I soon discovered that this was likely due to the checkpoint being a fake, simply there to amuse ‘history buffs’ visiting the town. No, the real entrance to Black Mesa – known locally as the Los Alamos National Laboratory – was just ten minutes down the road, and significantly more imposing. A series of guardhouses with barriers checked the ID badges of drivers who approached. Beyond the checkpoint, what appeared to be olive-green vans with machineguns mounted to their roofs patrolled the huge, campus-like laboratory grounds. With nothing but a homemade press pass pinned to a trilby hat, I had no way of getting in.
But that didn’t mean I couldn’t find the truth. Los Alamos seemed to be a city where literally every human that lived there was a particle scientist. Someone must know something. So where better to find answers than a science museum? It’s kind of like a lab, right? And, lone behold, it was among the exhibits of Bradbury Science Museum that it finally sank in what the Los Alamos National Laboratory was capable of.
The lab made bombs.
Really big bombs. This one is called the ‘Fat Man’, which blew my mind. Not only was the Black Mesa lab potentially behind an alien invasion, they were also the munitions manufacturers for Vault Tec, as seen in the Fallout games.
The displays even contained this model of a protection suit, clearly the precursor to the orange HEV armour worn by scientists in the Half-Life game.

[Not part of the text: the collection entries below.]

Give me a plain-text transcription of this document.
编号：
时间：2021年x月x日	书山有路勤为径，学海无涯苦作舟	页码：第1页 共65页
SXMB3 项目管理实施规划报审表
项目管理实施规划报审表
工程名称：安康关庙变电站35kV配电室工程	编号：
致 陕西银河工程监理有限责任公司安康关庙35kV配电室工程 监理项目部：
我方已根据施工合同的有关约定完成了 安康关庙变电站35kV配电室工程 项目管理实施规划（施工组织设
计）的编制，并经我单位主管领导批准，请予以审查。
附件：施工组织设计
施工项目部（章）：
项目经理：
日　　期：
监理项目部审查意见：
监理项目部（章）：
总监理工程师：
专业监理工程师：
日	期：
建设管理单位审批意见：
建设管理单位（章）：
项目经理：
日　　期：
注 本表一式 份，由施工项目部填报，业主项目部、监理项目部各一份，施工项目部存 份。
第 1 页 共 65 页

The lab, I learned, was where the Manhattan Project had been developed. A secret research facility had been created for a man called Oppenheimer to create a bomb to help America win World War II. And, as I looked at the face of Oppenheimer, I came to a horrifying realisation.
The scientist in Half-Life – that guy who wasn’t Kleiner or Eli Vance – was Oppenheimer. It was the missing piece of the puzzle: the final proof that Black Mesa WAS Los Alamos National Laboratory. And while the science museum contained no hint of the alien incursion incident, simple logic revealed the truth. If the lab had been capable of becoming Death, Destroyer of Worlds in the 1940s, then there was no questioning that by the 1990s some boffin there would have developed interdimensional rifts.
And so, dear readers, that concludes my journey into mystery. I may not have found physical evidence of the Black Mesa Incident, but I think you’ll all agree that I did find the proof. Valve were telling the truth in Half-Life, and the US government covered it all up. But now you know the reality, and as word spreads across the internet, the conspiracy will soon crumble.